Death suddenly gripped my wrist, his fingers firm but not painful around my skin.

A soft shock ran through me at his firm touch, not just from the contact itself but from the restraint it represented.

This was a being of immense power, capable of crushing my bones with a thought, yet he held me with the gentle care one might show a wounded bird.

His eyes searched mine, looking for comprehension, for certainty.

“Tell me again that you are sure,” he murmured, his grip on my wrist tightening fractionally.

“I need you to be sure. Because once I am free, I will not stop, Mireille. Not in my vengeance. Not in my hunger. Not in my claim on you.” He paused, jaw tense, as if the next words pained him more than any chain ever could. “I cannot let you go.”

I looked from his face to the rune on his chest, to the chains that had bound him for as long as I had been alive.

Then I looked back to his eyes—those ancient, ice-blue eyes that had seen the birth and death of stars, that had witnessed suffering beyond comprehension, that looked at me with something approaching possession.

I will not break.

“I am choosing this,” I said softly, looking directly into his eyes, letting him see my resolve. I moved my hand, not looking away from his gaze, and slowly extended my fingers toward the central rune. “I choose you.”
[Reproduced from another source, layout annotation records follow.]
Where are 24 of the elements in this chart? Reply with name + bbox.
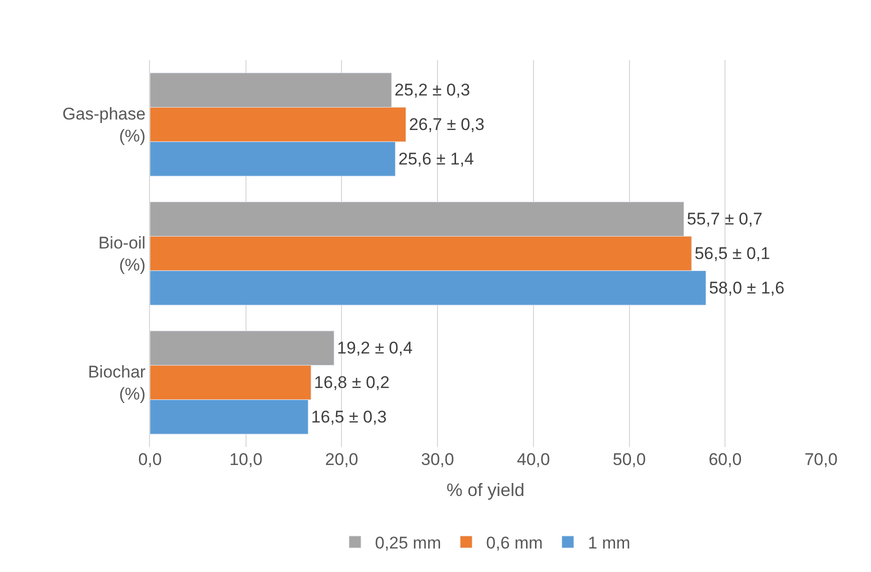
data-label: 56,5 ± 0,1 — [694, 244, 770, 263]
x-tick-label: 10,0 — [229, 450, 262, 469]
data-label: 26,7 ± 0,3 — [408, 115, 484, 134]
data-label: 55,7 ± 0,7 — [686, 210, 762, 229]
x-tick-label: 40,0 — [516, 450, 550, 469]
x-tick-label: 0,0 — [138, 450, 162, 469]
legend-label: 0,6 mm — [486, 534, 543, 553]
data-label: 58,0 ± 1,6 — [708, 278, 784, 298]
x-tick-label: 30,0 — [421, 450, 454, 469]
x-tick-label: 50,0 — [612, 450, 646, 469]
x-tick-label: 60,0 — [708, 450, 742, 469]
y-tick-label: Bio-oil (%) — [98, 233, 146, 274]
legend-label: 0,25 mm — [375, 534, 442, 553]
x-tick-label: 20,0 — [325, 450, 358, 469]
data-label: 19,2 ± 0,4 — [337, 338, 413, 358]
data-label: 16,8 ± 0,2 — [314, 373, 390, 392]
y-tick-label: Gas-phase (%) — [62, 104, 146, 146]
data-label: 25,6 ± 1,4 — [398, 149, 474, 168]
data-label: 25,2 ± 0,3 — [394, 80, 470, 100]
x-axis-title: % of yield — [446, 480, 525, 500]
data-label: 16,5 ± 0,3 — [311, 407, 387, 426]
y-tick-label: Biochar (%) — [88, 362, 146, 404]
x-tick-label: 70,0 — [804, 450, 838, 469]
legend-label: 1 mm — [588, 534, 630, 553]
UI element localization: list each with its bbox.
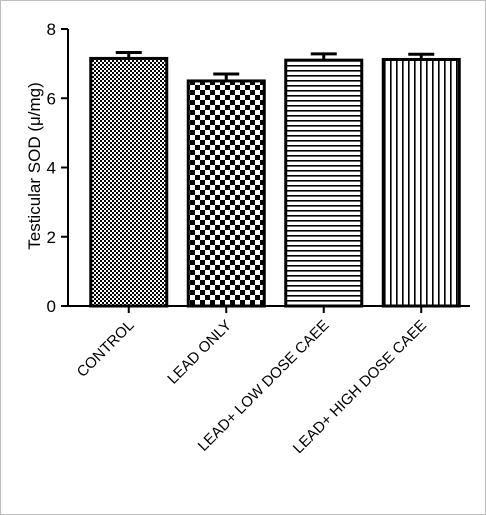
y-tick-label: 8 xyxy=(47,20,56,39)
bar xyxy=(383,59,459,306)
bar xyxy=(91,58,167,306)
x-tick-label: CONTROL xyxy=(74,317,138,381)
y-tick-label: 6 xyxy=(47,89,56,108)
y-axis: 0 2 4 6 8 xyxy=(47,20,68,316)
bar xyxy=(286,60,362,306)
bars xyxy=(91,53,460,306)
y-axis-title: Testicular SOD (μ/mg) xyxy=(25,82,44,250)
y-tick-label: 2 xyxy=(47,228,56,247)
x-tick-label: LEAD ONLY xyxy=(164,317,235,388)
y-tick-label: 4 xyxy=(47,159,56,178)
bar xyxy=(188,81,264,306)
y-tick-label: 0 xyxy=(47,297,56,316)
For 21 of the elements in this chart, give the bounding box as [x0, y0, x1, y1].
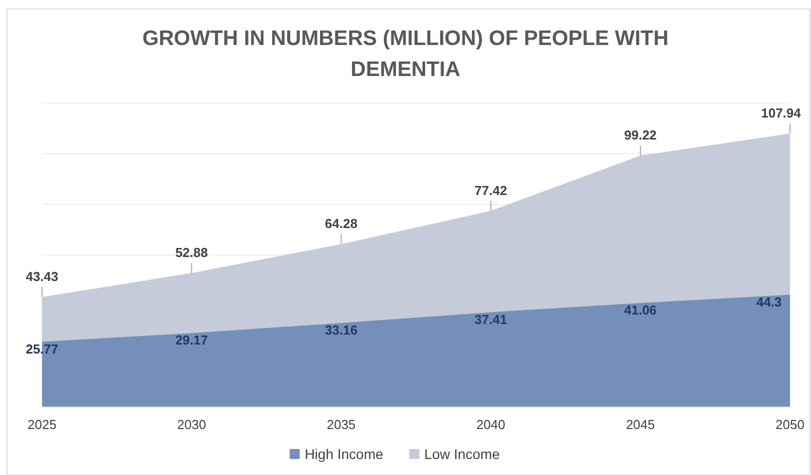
- legend-label: Low Income: [424, 446, 500, 462]
- data-label: 43.43: [26, 268, 58, 284]
- x-tick-label: 2050: [776, 417, 804, 432]
- data-label: 37.41: [474, 312, 508, 327]
- data-label: 41.06: [624, 302, 657, 318]
- x-tick-label: 2030: [177, 417, 206, 432]
- x-tick-label: 2045: [626, 417, 655, 432]
- data-label: 64.28: [324, 216, 358, 232]
- data-label: 107.94: [761, 106, 802, 121]
- x-tick-label: 2040: [476, 417, 506, 432]
- x-tick-label: 2025: [28, 417, 56, 432]
- data-label: 77.42: [474, 182, 508, 198]
- data-label: 99.22: [624, 128, 657, 143]
- data-label: 25.77: [26, 341, 58, 356]
- x-tick-label: 2035: [326, 417, 356, 432]
- data-label: 52.88: [175, 245, 208, 260]
- data-label: 29.17: [175, 332, 208, 348]
- data-label: 33.16: [324, 322, 358, 338]
- data-label: 44.3: [756, 294, 782, 310]
- chart-title: GROWTH IN NUMBERS (MILLION) OF PEOPLE WITH DEMENTIA: [142, 27, 669, 81]
- legend-label: High Income: [304, 446, 384, 462]
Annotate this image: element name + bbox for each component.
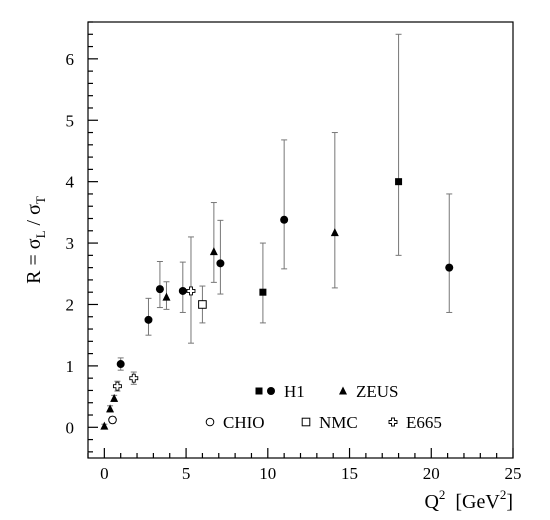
x-axis-title-unit-post: ] [506, 491, 513, 513]
data-point-e665 [186, 286, 196, 296]
x-axis-title-sup: 2 [439, 487, 446, 502]
y-tick-label: 2 [66, 295, 75, 314]
data-point-h1 [155, 285, 164, 294]
data-points [100, 178, 454, 430]
data-point-zeus [106, 404, 115, 413]
y-tick-label: 3 [66, 234, 75, 253]
data-point-e665 [129, 373, 139, 383]
legend-label: H1 [284, 382, 305, 401]
legend-item-h1: H1 [255, 382, 305, 401]
y-axis-title-sub2: T [33, 196, 48, 204]
y-tick-label: 5 [66, 111, 75, 130]
y-axis-title-mid: / σ [23, 204, 45, 231]
legend-item-nmc: NMC [301, 413, 358, 432]
data-point-zeus [100, 421, 109, 430]
data-point-h1 [445, 263, 454, 272]
legend-item-chio: CHIO [205, 413, 265, 432]
y-tick-label: 4 [66, 173, 75, 192]
data-point-nmc [198, 300, 207, 309]
legend: H1 ZEUS CHIO NMC E665 [205, 382, 442, 432]
legend-item-zeus: ZEUS [339, 382, 399, 401]
legend-marker-circle [267, 387, 275, 395]
x-axis-title-unit-sup: 2 [500, 487, 507, 502]
legend-label: ZEUS [356, 382, 399, 401]
y-tick-label: 6 [66, 50, 75, 69]
x-tick-label: 20 [423, 464, 440, 483]
axis-ticks: 0 5 10 15 20 25 0 1 2 3 4 5 6 [66, 21, 522, 483]
y-tick-label: 0 [66, 418, 75, 437]
legend-marker-open-square [301, 417, 311, 427]
legend-label: NMC [319, 413, 358, 432]
data-point-h1 [144, 315, 153, 324]
data-point-h1 [178, 286, 187, 295]
data-point-e665 [112, 381, 122, 391]
y-axis-title-sub1: L [33, 230, 48, 238]
legend-marker-triangle [339, 386, 347, 395]
legend-item-e665: E665 [388, 413, 442, 432]
legend-marker-open-cross [388, 417, 398, 427]
data-point-h1 [259, 288, 267, 296]
error-bars [101, 33, 453, 429]
x-tick-label: 15 [341, 464, 358, 483]
y-axis-title: R = σL / σT [23, 196, 48, 284]
y-tick-label: 1 [66, 357, 75, 376]
x-tick-label: 5 [182, 464, 191, 483]
data-point-h1 [116, 360, 125, 369]
data-point-zeus [110, 393, 119, 402]
legend-label: E665 [406, 413, 442, 432]
data-point-h1 [395, 178, 403, 186]
legend-label: CHIO [223, 413, 265, 432]
data-point-h1 [216, 259, 225, 268]
data-point-chio [108, 415, 117, 425]
legend-marker-square [255, 387, 263, 395]
y-axis-title-prefix: R = σ [23, 238, 45, 284]
x-axis-title: Q2 [GeV2] [424, 487, 513, 513]
legend-marker-open-circle [205, 417, 215, 427]
data-point-zeus [209, 247, 218, 256]
x-axis-title-unit-pre: [GeV [455, 491, 500, 513]
data-point-h1 [280, 215, 289, 224]
x-tick-label: 10 [259, 464, 276, 483]
data-point-zeus [330, 228, 339, 237]
x-tick-label: 25 [505, 464, 522, 483]
x-tick-label: 0 [100, 464, 109, 483]
x-axis-title-main: Q [424, 491, 439, 513]
data-point-zeus [162, 292, 171, 301]
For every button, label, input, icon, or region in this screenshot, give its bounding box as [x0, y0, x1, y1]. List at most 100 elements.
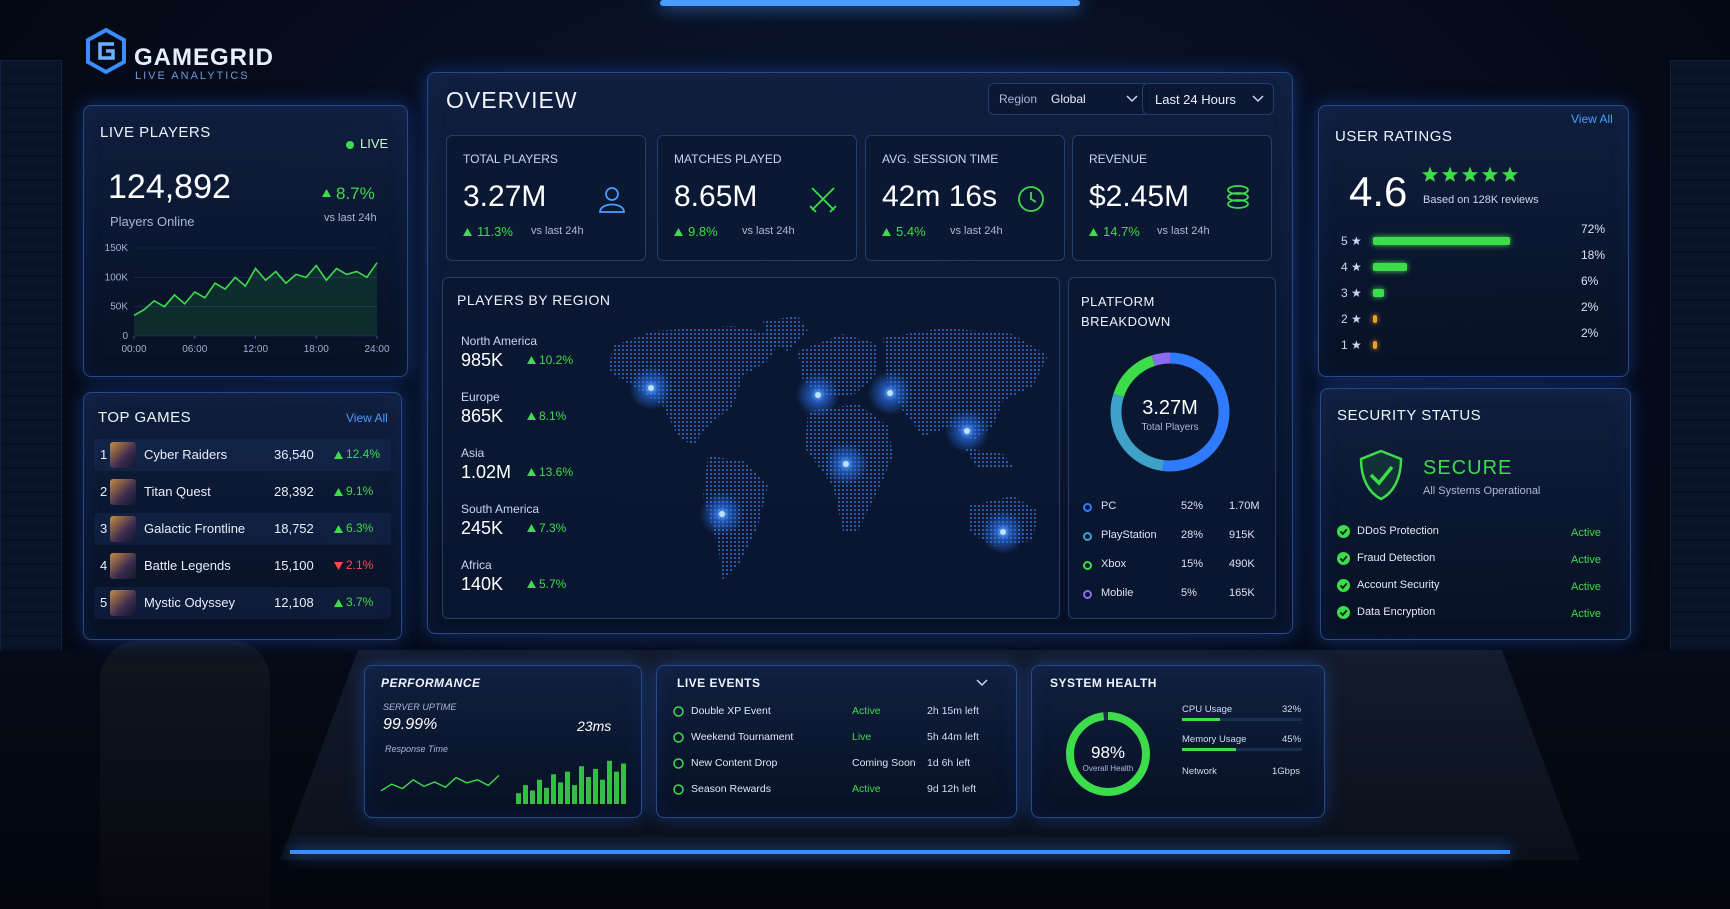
- bar: [572, 785, 577, 804]
- rating-percent: 6%: [1581, 274, 1599, 288]
- rank: 4: [100, 558, 108, 573]
- top-games-panel: TOP GAMES View All 1 Cyber Raiders 36,540 12.…: [83, 392, 402, 640]
- view-all: View All: [1571, 112, 1613, 126]
- change: 6.3%: [346, 521, 374, 535]
- kpi-label: TOTAL PLAYERS: [463, 152, 558, 166]
- legend-dot-shape: [1083, 532, 1092, 541]
- panel-title: TOP GAMES: [98, 409, 192, 426]
- logo-icon: [86, 27, 126, 75]
- continent: [883, 328, 1048, 441]
- y-tick-label: 150K: [105, 243, 129, 254]
- uptime-value: 99.99%: [383, 716, 438, 733]
- arrow-shape: [527, 524, 536, 532]
- security-item: Data Encryption: [1357, 606, 1436, 618]
- change: 12.4%: [346, 447, 381, 461]
- kpi-change: 11.3%: [477, 224, 513, 239]
- up-arrow: [1089, 228, 1098, 236]
- overview-title: OVERVIEW: [446, 87, 578, 113]
- overview-panel: OVERVIEW Region Global Last 24 Hours TOTAL P…: [427, 72, 1293, 634]
- bar: [523, 785, 528, 804]
- legend-name: Xbox: [1101, 558, 1127, 570]
- legend-dot: [1083, 561, 1092, 570]
- event-icon: [673, 706, 684, 717]
- up-arrow: [334, 488, 343, 496]
- security-state: Active: [1571, 581, 1601, 593]
- rank: 1: [100, 447, 108, 462]
- bar: [621, 763, 626, 804]
- shield-shape: [1359, 449, 1403, 501]
- change: 3.7%: [346, 595, 374, 609]
- game-name: Mystic Odyssey: [144, 595, 236, 610]
- metric-track: [1182, 718, 1302, 721]
- region-name: North America: [461, 334, 538, 348]
- world-map: [608, 316, 1048, 581]
- donut-segment: [1162, 352, 1230, 472]
- check-mark: [1339, 555, 1348, 563]
- live-events-panel: LIVE EVENTS Double XP Event Active 2h 15m l…: [656, 665, 1017, 818]
- hotspot: [887, 390, 893, 396]
- kpi-label: AVG. SESSION TIME: [882, 152, 999, 166]
- up-arrow: [527, 412, 536, 420]
- icon-part: [1227, 185, 1249, 195]
- panel-title: PLAYERS BY REGION: [457, 292, 611, 308]
- player-count: 36,540: [274, 447, 314, 462]
- game-thumbnail: [110, 516, 136, 542]
- bar: [530, 790, 535, 804]
- kpi-icon: [599, 187, 625, 213]
- rating-note: Based on 128K reviews: [1423, 194, 1539, 206]
- rating-category: 5 ★: [1341, 234, 1362, 248]
- star: [1501, 166, 1519, 182]
- region-change: 5.7%: [539, 577, 567, 591]
- legend-name: PlayStation: [1101, 529, 1157, 541]
- check-icon: [1337, 579, 1350, 592]
- hotspot: [1000, 529, 1006, 535]
- up-arrow: [882, 228, 891, 236]
- player-count: 124,892: [108, 168, 231, 206]
- player-count: 28,392: [274, 484, 314, 499]
- metric-bar: [1182, 748, 1236, 751]
- check-icon: [1337, 606, 1350, 619]
- live-status: LIVE: [360, 136, 389, 151]
- game-row: 5 Mystic Odyssey 12,108 3.7%: [94, 587, 391, 619]
- arrow-shape: [527, 412, 536, 420]
- region-name: Africa: [461, 558, 492, 572]
- up-arrow: [334, 525, 343, 533]
- icon-part: [605, 187, 619, 201]
- rating-bar: [1373, 315, 1377, 323]
- shield-icon: [1359, 449, 1403, 501]
- kpi-value: $2.45M: [1089, 180, 1190, 213]
- desk-glow: [290, 850, 1510, 854]
- rank: 2: [100, 484, 108, 499]
- area-glow: [134, 262, 377, 336]
- kpi-value: 3.27M: [463, 180, 547, 213]
- icon-part: [1018, 186, 1044, 212]
- kpi-value: 8.65M: [674, 180, 758, 213]
- chevron: [1252, 95, 1264, 103]
- x-tick-label: 12:00: [243, 344, 268, 355]
- rating-percent: 72%: [1581, 222, 1606, 236]
- game-name: Battle Legends: [144, 558, 231, 573]
- star: [1461, 166, 1479, 182]
- up-arrow: [334, 599, 343, 607]
- arrow-shape: [527, 468, 536, 476]
- arrow-shape: [527, 356, 536, 364]
- game-row: 4 Battle Legends 15,100 2.1%: [94, 550, 391, 582]
- star: [1441, 166, 1459, 182]
- continent: [965, 448, 1015, 468]
- event-name: New Content Drop: [691, 757, 778, 769]
- event-time: 2h 15m left: [927, 705, 979, 717]
- legend-dot: [1083, 532, 1092, 541]
- arrow-shape: [334, 525, 343, 533]
- legend-dot: [1083, 590, 1092, 599]
- game-thumbnail: [110, 590, 136, 616]
- security-item: DDoS Protection: [1357, 525, 1439, 537]
- event-name: Season Rewards: [691, 783, 771, 795]
- region-panel: PLAYERS BY REGION North America 985K 10.2% E…: [442, 277, 1060, 619]
- check-shape: [1369, 465, 1394, 486]
- bar: [565, 771, 570, 804]
- hotspot: [648, 385, 654, 391]
- metric-track: [1182, 748, 1302, 751]
- event-icon-shape: [673, 758, 684, 769]
- event-icon-shape: [673, 732, 684, 743]
- bar: [544, 787, 549, 804]
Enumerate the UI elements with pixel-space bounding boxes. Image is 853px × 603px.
Slowly, Death released my wrist, allowing me to make my choice freely. His eyes never left mine as my fingers found the silver thread woven through the iron rune, as I grasped it, as I gently pulled it free from the metal.

The entire castle shuddered as Death’s chains dissolved, the stone walls groaning as if under immense pressure.

The rune at the center of his chest flared blindingly bright for an instant, then crumbled into dust that sifted through my fingers like dark sand.

The chains followed, link by link, disintegrating from the center outward, falling away from his body in a cascade of metallic particles that vanished before they hit the floor.

Valen’s voice rose in a howl of fury. “What have you done?” he yelled, yanking at his own restraint with renewed desperation. “What have you done?”

But I couldn’t answer him. All I could do was stare at the god I had just unleashed upon the world.